Shifting style yet still in the terrain of teen angst, Emily Bronte’s ‘Wuthering Heights’ has received a new interpretation by Scottish director Andrea Arnold (the dense ‘Red Road’ and the gritty ‘Fish Tank’). Despite the several movie versions, this new one manages to convey the ‘atmospheric tumult’ – as Bronte described the stormy Yorkshire heights in her novel – through a fresh film grammar and stylized misc-en-scene: shot in 4:3 ratio rather than the wider 16:9, the film relies on close-up, hushed exchange, woozy, hand-held camera following the characters on their many runs across the damp fields, and remarkable shots of everyday sensuality, like when young Catherine Earnshaw kisses the bleeding wounds of Heathcliff after he was caned.
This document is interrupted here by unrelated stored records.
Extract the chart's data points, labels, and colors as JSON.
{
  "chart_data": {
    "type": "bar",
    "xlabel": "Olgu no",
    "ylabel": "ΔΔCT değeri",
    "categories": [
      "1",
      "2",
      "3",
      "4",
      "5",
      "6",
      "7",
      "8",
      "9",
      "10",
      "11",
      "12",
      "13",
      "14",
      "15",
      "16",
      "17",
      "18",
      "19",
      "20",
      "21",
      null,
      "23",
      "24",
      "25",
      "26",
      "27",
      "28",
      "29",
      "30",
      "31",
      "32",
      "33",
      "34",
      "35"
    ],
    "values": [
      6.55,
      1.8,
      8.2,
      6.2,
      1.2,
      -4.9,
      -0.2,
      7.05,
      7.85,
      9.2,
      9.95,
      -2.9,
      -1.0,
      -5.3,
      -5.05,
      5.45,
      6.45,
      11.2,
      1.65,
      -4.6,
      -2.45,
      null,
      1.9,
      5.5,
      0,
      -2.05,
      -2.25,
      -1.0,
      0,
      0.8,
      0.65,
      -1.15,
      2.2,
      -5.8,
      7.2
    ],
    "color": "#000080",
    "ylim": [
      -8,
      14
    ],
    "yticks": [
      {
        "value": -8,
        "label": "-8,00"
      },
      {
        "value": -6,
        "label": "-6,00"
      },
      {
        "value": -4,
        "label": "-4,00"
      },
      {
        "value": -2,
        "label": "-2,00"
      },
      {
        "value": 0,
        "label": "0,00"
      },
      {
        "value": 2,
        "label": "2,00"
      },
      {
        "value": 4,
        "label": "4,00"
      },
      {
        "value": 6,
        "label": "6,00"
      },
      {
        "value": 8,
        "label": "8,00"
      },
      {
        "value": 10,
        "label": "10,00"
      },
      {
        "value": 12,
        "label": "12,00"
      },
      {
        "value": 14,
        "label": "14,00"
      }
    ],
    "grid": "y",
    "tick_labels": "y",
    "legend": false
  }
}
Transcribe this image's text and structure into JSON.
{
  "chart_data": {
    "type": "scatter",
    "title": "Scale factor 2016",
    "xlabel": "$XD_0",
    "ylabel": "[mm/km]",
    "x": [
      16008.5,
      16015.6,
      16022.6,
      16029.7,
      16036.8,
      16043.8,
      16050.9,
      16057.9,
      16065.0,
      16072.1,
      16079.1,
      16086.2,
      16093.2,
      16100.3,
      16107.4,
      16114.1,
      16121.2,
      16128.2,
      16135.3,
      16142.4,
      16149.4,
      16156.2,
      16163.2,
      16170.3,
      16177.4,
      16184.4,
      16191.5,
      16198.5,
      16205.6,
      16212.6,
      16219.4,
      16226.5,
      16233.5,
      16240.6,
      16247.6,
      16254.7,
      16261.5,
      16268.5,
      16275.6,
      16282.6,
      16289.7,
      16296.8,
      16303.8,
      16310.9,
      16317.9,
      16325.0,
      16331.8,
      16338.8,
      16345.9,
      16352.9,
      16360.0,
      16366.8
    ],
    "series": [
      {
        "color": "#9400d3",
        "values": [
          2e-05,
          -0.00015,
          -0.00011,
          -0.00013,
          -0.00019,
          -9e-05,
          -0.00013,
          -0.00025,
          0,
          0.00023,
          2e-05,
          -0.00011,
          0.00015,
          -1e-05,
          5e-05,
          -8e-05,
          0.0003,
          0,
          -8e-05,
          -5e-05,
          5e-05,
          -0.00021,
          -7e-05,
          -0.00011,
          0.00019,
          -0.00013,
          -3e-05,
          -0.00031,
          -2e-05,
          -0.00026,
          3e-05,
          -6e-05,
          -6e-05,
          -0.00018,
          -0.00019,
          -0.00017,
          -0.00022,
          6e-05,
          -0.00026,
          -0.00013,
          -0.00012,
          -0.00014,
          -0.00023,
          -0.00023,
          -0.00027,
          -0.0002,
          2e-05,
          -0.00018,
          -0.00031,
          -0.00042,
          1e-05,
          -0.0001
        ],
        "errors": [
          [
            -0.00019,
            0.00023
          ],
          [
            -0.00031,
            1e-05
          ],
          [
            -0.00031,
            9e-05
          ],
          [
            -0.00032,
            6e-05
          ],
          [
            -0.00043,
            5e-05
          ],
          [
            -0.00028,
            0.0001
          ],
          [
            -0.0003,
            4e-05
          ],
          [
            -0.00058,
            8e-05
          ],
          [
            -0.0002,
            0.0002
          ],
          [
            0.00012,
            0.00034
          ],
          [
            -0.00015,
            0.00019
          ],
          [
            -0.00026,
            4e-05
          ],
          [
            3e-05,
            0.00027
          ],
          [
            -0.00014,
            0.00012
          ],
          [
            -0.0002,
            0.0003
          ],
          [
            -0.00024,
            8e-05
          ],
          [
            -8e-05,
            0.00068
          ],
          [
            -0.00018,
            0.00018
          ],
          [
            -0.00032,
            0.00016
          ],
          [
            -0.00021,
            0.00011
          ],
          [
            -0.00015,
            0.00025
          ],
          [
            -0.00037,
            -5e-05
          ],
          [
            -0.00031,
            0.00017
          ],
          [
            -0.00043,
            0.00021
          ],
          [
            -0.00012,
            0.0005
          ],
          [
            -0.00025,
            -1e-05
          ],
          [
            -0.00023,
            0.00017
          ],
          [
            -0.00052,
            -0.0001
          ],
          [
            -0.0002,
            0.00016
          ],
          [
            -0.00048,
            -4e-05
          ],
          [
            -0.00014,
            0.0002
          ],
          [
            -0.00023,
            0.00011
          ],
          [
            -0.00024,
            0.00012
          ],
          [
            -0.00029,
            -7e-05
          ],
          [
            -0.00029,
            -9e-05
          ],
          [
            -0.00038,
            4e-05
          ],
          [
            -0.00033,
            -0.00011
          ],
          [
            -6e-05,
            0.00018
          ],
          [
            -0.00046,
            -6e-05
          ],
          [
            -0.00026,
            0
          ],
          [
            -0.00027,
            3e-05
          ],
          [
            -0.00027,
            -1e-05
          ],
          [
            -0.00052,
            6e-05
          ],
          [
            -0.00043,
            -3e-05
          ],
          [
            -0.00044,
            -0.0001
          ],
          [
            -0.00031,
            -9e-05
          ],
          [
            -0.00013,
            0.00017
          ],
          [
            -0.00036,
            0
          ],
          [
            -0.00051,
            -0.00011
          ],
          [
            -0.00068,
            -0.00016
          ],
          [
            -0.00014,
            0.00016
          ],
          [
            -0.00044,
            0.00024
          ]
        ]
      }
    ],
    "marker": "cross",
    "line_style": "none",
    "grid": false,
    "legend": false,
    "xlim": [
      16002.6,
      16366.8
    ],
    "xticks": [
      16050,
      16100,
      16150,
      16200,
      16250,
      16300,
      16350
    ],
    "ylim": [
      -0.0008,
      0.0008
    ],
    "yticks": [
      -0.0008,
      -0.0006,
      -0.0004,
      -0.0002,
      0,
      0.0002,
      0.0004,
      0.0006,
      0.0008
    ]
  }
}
Director Arnold has given us an interiorized romance, where feeling simmers and obsession boils. In remaking a classic story, Arnold guns for modern aesthetics. And by making Heatfcliff black – in the book he's a gypsy – the film increases the tension between the characters and gives the story’s second half, when Heathcliff returns to the heights as a rich man, a possibly new re-reading.
The film will split the critics, but here’s a ‘Wuthering Heights’ like none you’ve seen before.
The 68th Venice Film Festival will wrap tomorrow.